Sunday, May 8, 2005

The burden of morality

Have you ever wished you just didn't know better? Wouldn't life be easier if you had never learned certain things that now affect how you live?

Oh, to live in the days before I realized that we had a government that lied to us and an economy that exploited us. If only I could have remained in that adolescent haze where I believed that America was not only a potential but an actual beacon of good and justice in the world. Now there is rarely a day that something in the news about our policies home and abroad doesn't disgust me. The country sits back and lets themselves be raped and plundered by evil men, and it makes me want to scream. I feel outraged not only at the pirates who rule the world but at the peasants who take it without a struggle, who freely give themselves because they think their overlords earned their position fairly--and one day the peasants might as well.

I remember a time when I didn't think every time I went to a restaurant about how the server was being treated by all her other tables and how she deserved far more than she got. I can recall looking at beggars on the side of the road and thinking, get a job, before my parents drove me away in my self-satisfaction. There was a time when I ate animals that had been tortured, drugged, and slaughtered and I loved the flavor. Now I sometimes feel guilty when I eat cheese because even though no animal was killed I know that "organic" dairy cows are still horrifically mistreated and their male offspring are taken away prematurely and often sold as veal, licking the nails in their wooden pens to get enough iron to curb their anemia. The mothers wail for days. But tender veal is delicious, and every time I have a glass of milk I am saying it is OK.

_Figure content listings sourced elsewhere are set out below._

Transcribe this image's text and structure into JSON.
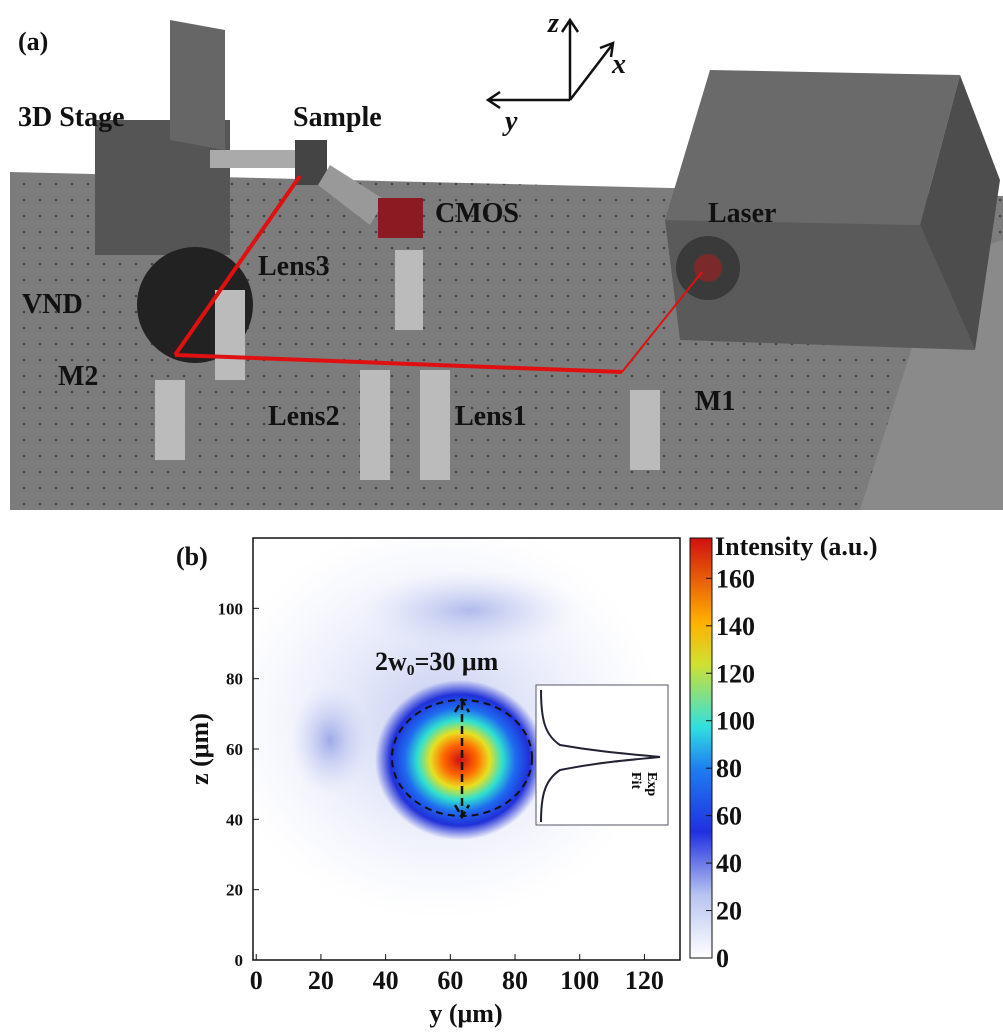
{
  "panel_a": {
    "label": "(a)",
    "components": [
      "3D Stage",
      "Sample",
      "CMOS",
      "Laser",
      "Lens3",
      "VND",
      "M2",
      "Lens2",
      "Lens1",
      "M1"
    ],
    "axes": [
      "z",
      "x",
      "y"
    ]
  },
  "panel_b": {
    "label": "(b)",
    "type": "heatmap",
    "x_label": "y (μm)",
    "y_label": "z (μm)",
    "xlim": [
      -1,
      131
    ],
    "xticks": [
      0,
      20,
      40,
      60,
      80,
      100,
      120
    ],
    "ylim": [
      0,
      120
    ],
    "yticks": [
      0,
      20,
      40,
      60,
      80,
      100
    ],
    "annotation": "2w₀=30 μm",
    "inset_legend": [
      "Exp",
      "Fit"
    ],
    "colorbar": {
      "label": "Intensity (a.u.)",
      "lim": [
        0,
        177
      ],
      "ticks": [
        0,
        20,
        40,
        60,
        80,
        100,
        120,
        140,
        160
      ]
    }
  }
}
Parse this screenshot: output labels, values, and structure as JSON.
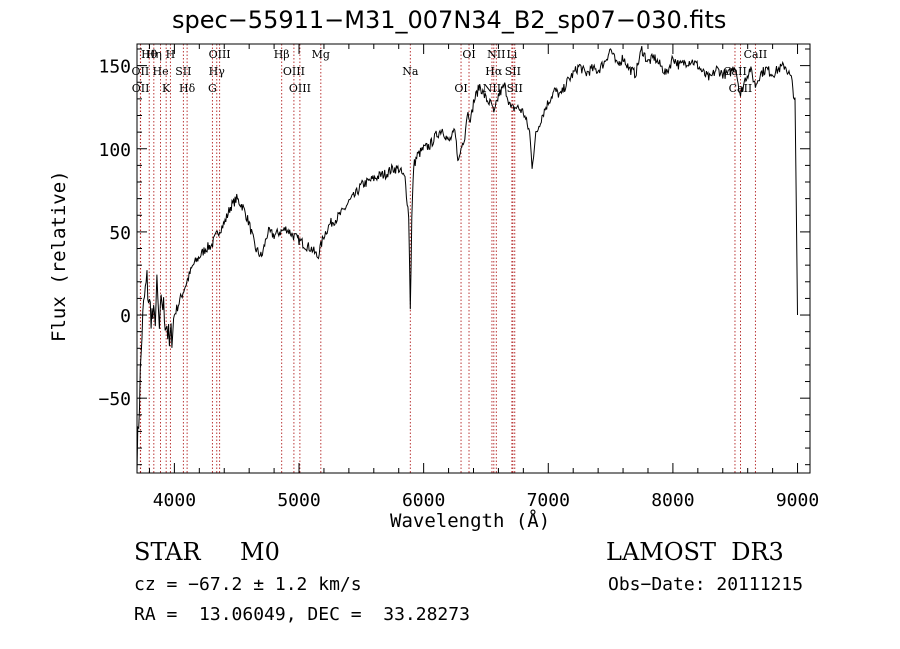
{
  "chart_data": {
    "type": "line",
    "title": "spec−55911−M31_007N34_B2_sp07−030.fits",
    "xlabel": "Wavelength (Å)",
    "ylabel": "Flux (relative)",
    "xlim": [
      3700,
      9100
    ],
    "ylim": [
      -95,
      163
    ],
    "xticks": [
      4000,
      5000,
      6000,
      7000,
      8000,
      9000
    ],
    "xtick_labels": [
      "4000",
      "5000",
      "6000",
      "7000",
      "8000",
      "9000"
    ],
    "yticks": [
      -50,
      0,
      50,
      100,
      150
    ],
    "ytick_labels": [
      "−50",
      "0",
      "50",
      "100",
      "150"
    ],
    "series": [
      {
        "name": "flux",
        "x": [
          3700,
          3720,
          3740,
          3760,
          3780,
          3800,
          3820,
          3840,
          3860,
          3880,
          3900,
          3920,
          3940,
          3960,
          3980,
          4000,
          4050,
          4100,
          4150,
          4200,
          4250,
          4300,
          4350,
          4400,
          4450,
          4500,
          4550,
          4600,
          4650,
          4700,
          4750,
          4800,
          4850,
          4900,
          4950,
          5000,
          5050,
          5100,
          5150,
          5200,
          5250,
          5300,
          5350,
          5400,
          5450,
          5500,
          5550,
          5600,
          5650,
          5700,
          5750,
          5800,
          5850,
          5880,
          5893,
          5905,
          5920,
          5950,
          6000,
          6050,
          6100,
          6150,
          6200,
          6250,
          6280,
          6300,
          6330,
          6350,
          6380,
          6400,
          6450,
          6500,
          6550,
          6563,
          6600,
          6650,
          6700,
          6750,
          6800,
          6850,
          6870,
          6900,
          6950,
          7000,
          7050,
          7100,
          7150,
          7200,
          7250,
          7300,
          7350,
          7400,
          7450,
          7500,
          7550,
          7600,
          7650,
          7700,
          7750,
          7800,
          7850,
          7900,
          7950,
          8000,
          8050,
          8100,
          8150,
          8200,
          8250,
          8300,
          8350,
          8400,
          8450,
          8500,
          8542,
          8580,
          8620,
          8662,
          8700,
          8750,
          8800,
          8850,
          8900,
          8950,
          8980,
          9000
        ],
        "y": [
          -90,
          -50,
          -10,
          10,
          20,
          5,
          0,
          -5,
          15,
          -10,
          10,
          0,
          -5,
          -20,
          -10,
          0,
          10,
          20,
          30,
          35,
          40,
          42,
          50,
          55,
          65,
          70,
          65,
          55,
          40,
          35,
          50,
          48,
          50,
          52,
          48,
          45,
          42,
          40,
          35,
          48,
          55,
          58,
          62,
          68,
          72,
          78,
          80,
          82,
          84,
          85,
          88,
          88,
          82,
          60,
          5,
          58,
          90,
          96,
          100,
          102,
          108,
          112,
          104,
          110,
          92,
          100,
          108,
          122,
          118,
          128,
          138,
          130,
          126,
          120,
          132,
          138,
          124,
          125,
          122,
          110,
          90,
          108,
          120,
          128,
          135,
          132,
          140,
          145,
          150,
          145,
          148,
          147,
          152,
          160,
          150,
          155,
          148,
          145,
          160,
          152,
          155,
          150,
          145,
          155,
          150,
          152,
          153,
          150,
          145,
          142,
          148,
          145,
          145,
          150,
          132,
          142,
          148,
          138,
          145,
          148,
          145,
          148,
          150,
          142,
          128,
          0
        ]
      }
    ],
    "line_markers": [
      {
        "label": "Hθ",
        "wavelength": 3798
      },
      {
        "label": "OII",
        "wavelength": 3727
      },
      {
        "label": "OII",
        "wavelength": 3729
      },
      {
        "label": "Hη",
        "wavelength": 3835
      },
      {
        "label": "He",
        "wavelength": 3889
      },
      {
        "label": "K",
        "wavelength": 3934
      },
      {
        "label": "H",
        "wavelength": 3968
      },
      {
        "label": "SII",
        "wavelength": 4072
      },
      {
        "label": "Hδ",
        "wavelength": 4102
      },
      {
        "label": "OIII",
        "wavelength": 4363
      },
      {
        "label": "Hγ",
        "wavelength": 4340
      },
      {
        "label": "G",
        "wavelength": 4305
      },
      {
        "label": "Hβ",
        "wavelength": 4861
      },
      {
        "label": "OIII",
        "wavelength": 4959
      },
      {
        "label": "OIII",
        "wavelength": 5007
      },
      {
        "label": "Mg",
        "wavelength": 5175
      },
      {
        "label": "Na",
        "wavelength": 5893
      },
      {
        "label": "OI",
        "wavelength": 6300
      },
      {
        "label": "OI",
        "wavelength": 6364
      },
      {
        "label": "Hα",
        "wavelength": 6563
      },
      {
        "label": "NII",
        "wavelength": 6548
      },
      {
        "label": "NII",
        "wavelength": 6583
      },
      {
        "label": "SII",
        "wavelength": 6716
      },
      {
        "label": "SII",
        "wavelength": 6731
      },
      {
        "label": "Li",
        "wavelength": 6708
      },
      {
        "label": "CaII",
        "wavelength": 8498
      },
      {
        "label": "CaII",
        "wavelength": 8542
      },
      {
        "label": "CaII",
        "wavelength": 8662
      }
    ],
    "colors": {
      "spectrum": "#000000",
      "markers": "#b22222",
      "axes": "#000000"
    }
  },
  "info": {
    "class_label": "STAR",
    "subclass": "M0",
    "survey": "LAMOST  DR3",
    "redshift_text": "cz = −67.2 ± 1.2 km/s",
    "obs_date_text": "Obs−Date: 20111215",
    "coords_text": "RA =  13.06049, DEC =  33.28273"
  }
}
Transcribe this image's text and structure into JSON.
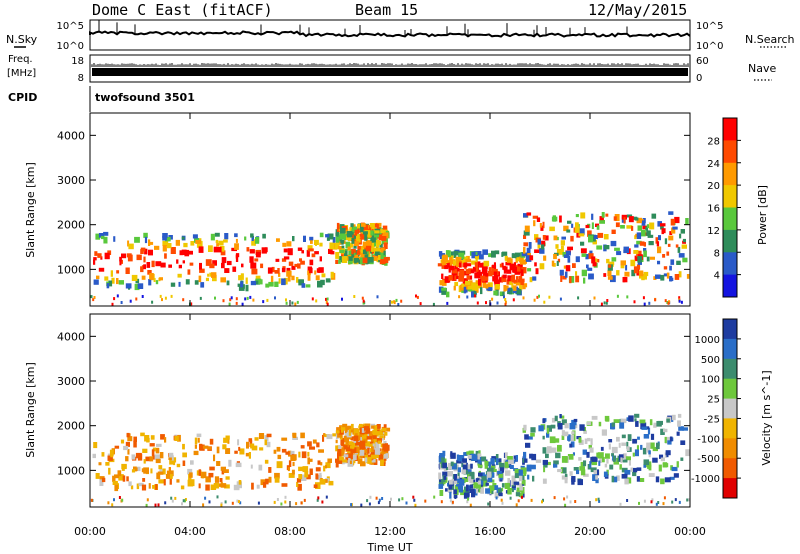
{
  "header": {
    "station": "Dome C East (fitACF)",
    "beam": "Beam 15",
    "date": "12/May/2015"
  },
  "nsky_panel": {
    "left_label": "N.Sky",
    "right_label": "N.Search",
    "y_ticks_left": [
      "10^5",
      "10^0"
    ],
    "y_ticks_right": [
      "10^5",
      "10^0"
    ]
  },
  "freq_panel": {
    "left_label_line1": "Freq.",
    "left_label_line2": "[MHz]",
    "right_label": "Nave",
    "y_ticks_left": [
      "18",
      "8"
    ],
    "y_ticks_right": [
      "60",
      "0"
    ]
  },
  "cpid_panel": {
    "label": "CPID",
    "program": "twofsound 3501"
  },
  "x_axis": {
    "label": "Time UT",
    "ticks": [
      "00:00",
      "04:00",
      "08:00",
      "12:00",
      "16:00",
      "20:00",
      "00:00"
    ],
    "range_hours": [
      0,
      24
    ]
  },
  "chart_data": [
    {
      "type": "heatmap",
      "ylabel": "Slant Range [km]",
      "ylim": [
        180,
        4500
      ],
      "y_ticks": [
        1000,
        2000,
        3000,
        4000
      ],
      "colorbar_label": "Power [dB]",
      "colorbar_ticks": [
        "28",
        "24",
        "20",
        "16",
        "12",
        "8",
        "4"
      ],
      "colorbar_colors": [
        "#ff0000",
        "#ff4a00",
        "#ff9a00",
        "#f0c800",
        "#59c83c",
        "#2e8c5a",
        "#2a5ac8",
        "#1414e0"
      ],
      "regions": [
        {
          "t0": 0.1,
          "t1": 9.8,
          "r0": 650,
          "r1": 1850,
          "level": "high"
        },
        {
          "t0": 9.8,
          "t1": 11.8,
          "r0": 1200,
          "r1": 2050,
          "level": "mid"
        },
        {
          "t0": 13.9,
          "t1": 17.3,
          "r0": 500,
          "r1": 1450,
          "level": "high"
        },
        {
          "t0": 17.3,
          "t1": 23.9,
          "r0": 800,
          "r1": 2300,
          "level": "mixed"
        }
      ]
    },
    {
      "type": "heatmap",
      "ylabel": "Slant Range [km]",
      "ylim": [
        180,
        4500
      ],
      "y_ticks": [
        1000,
        2000,
        3000,
        4000
      ],
      "colorbar_label": "Velocity [m s^-1]",
      "colorbar_ticks": [
        "1000",
        "500",
        "100",
        "25",
        "-25",
        "-100",
        "-500",
        "-1000"
      ],
      "colorbar_colors": [
        "#1e3ca0",
        "#2a6ec8",
        "#3c8c6e",
        "#6ec83c",
        "#c8c8c8",
        "#f0b400",
        "#f08c00",
        "#f05a00",
        "#e00000"
      ],
      "regions": [
        {
          "t0": 0.1,
          "t1": 9.8,
          "r0": 650,
          "r1": 1850,
          "level": "negative"
        },
        {
          "t0": 9.8,
          "t1": 11.8,
          "r0": 1200,
          "r1": 2050,
          "level": "negative"
        },
        {
          "t0": 13.9,
          "t1": 17.3,
          "r0": 500,
          "r1": 1450,
          "level": "positive"
        },
        {
          "t0": 17.3,
          "t1": 23.9,
          "r0": 800,
          "r1": 2300,
          "level": "positive"
        }
      ]
    }
  ]
}
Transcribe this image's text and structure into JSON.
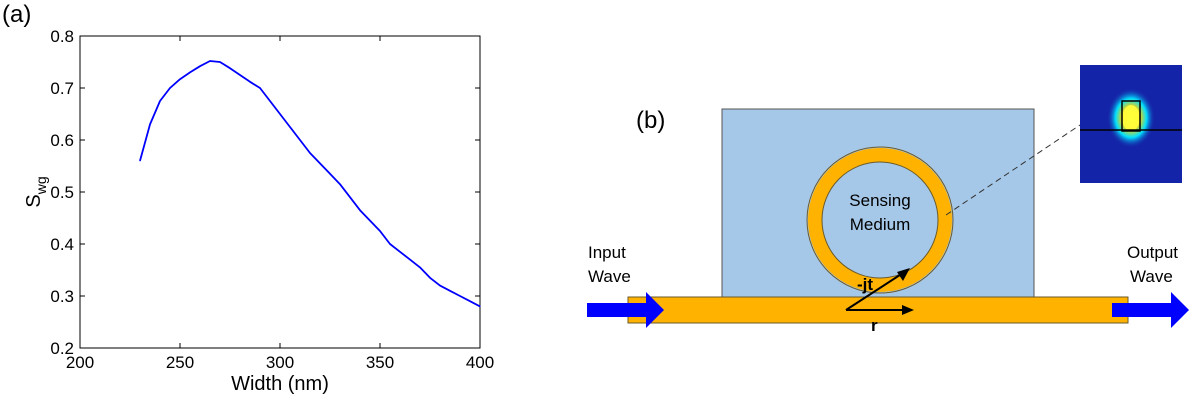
{
  "panel_a": {
    "label": "(a)"
  },
  "panel_b": {
    "label": "(b)",
    "sensing_line1": "Sensing",
    "sensing_line2": "Medium",
    "input_line1": "Input",
    "input_line2": "Wave",
    "output_line1": "Output",
    "output_line2": "Wave",
    "coupling_label": "-jt",
    "through_label": "r",
    "colors": {
      "cladding": "#a6c8e8",
      "waveguide": "#ffb300",
      "arrow": "#0000ff",
      "mode_bg": "#1424a8"
    },
    "icons": [
      "input-wave-arrow",
      "output-wave-arrow",
      "mode-profile-image"
    ]
  },
  "chart_data": {
    "type": "line",
    "title": "",
    "xlabel": "Width (nm)",
    "ylabel_main": "S",
    "ylabel_sub": "wg",
    "xlim": [
      200,
      400
    ],
    "ylim": [
      0.2,
      0.8
    ],
    "xticks": [
      "200",
      "250",
      "300",
      "350",
      "400"
    ],
    "yticks": [
      "0.2",
      "0.3",
      "0.4",
      "0.5",
      "0.6",
      "0.7",
      "0.8"
    ],
    "grid": false,
    "line_color": "#0000ff",
    "series": [
      {
        "x": [
          230,
          235,
          240,
          245,
          250,
          255,
          260,
          265,
          270,
          275,
          280,
          285,
          290,
          295,
          300,
          305,
          310,
          315,
          320,
          325,
          330,
          335,
          340,
          345,
          350,
          355,
          360,
          365,
          370,
          375,
          380,
          385,
          390,
          395,
          400
        ],
        "y": [
          0.56,
          0.63,
          0.675,
          0.7,
          0.717,
          0.73,
          0.742,
          0.752,
          0.75,
          0.738,
          0.725,
          0.712,
          0.7,
          0.675,
          0.65,
          0.625,
          0.6,
          0.575,
          0.555,
          0.535,
          0.515,
          0.49,
          0.465,
          0.445,
          0.425,
          0.4,
          0.385,
          0.37,
          0.355,
          0.335,
          0.32,
          0.31,
          0.3,
          0.29,
          0.28
        ]
      }
    ]
  }
}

Learning the way the world works has brought me the twin pleasures of anger and guilt; anger at the world for being the way it is and guilt for not doing enough to stop it. It is hard to be good, it takes effort and vigilance. You have to try and try to do the right thing while managing not to beat yourself up when you discover that you are capable of making the same mistakes as everyone else.

But it is worth it.

It is definitely worth it.

And I am an eternal optimist. Despite the feelings I am expressing, I really do believe that people are capable of great good. I have no doubt that, ultimately, the future will be a far better place than the past it overtakes. That's why I don't give up and give in, and while I may not do as much as I could, I do what I do and I think it helps.

At the very least, it helps me sleep at night.

1 comment:

  1. I really admire you for your optimism, Ryan. I wish I could have as positive an outlook. I'm working on it, but it just doesn't come all that easily.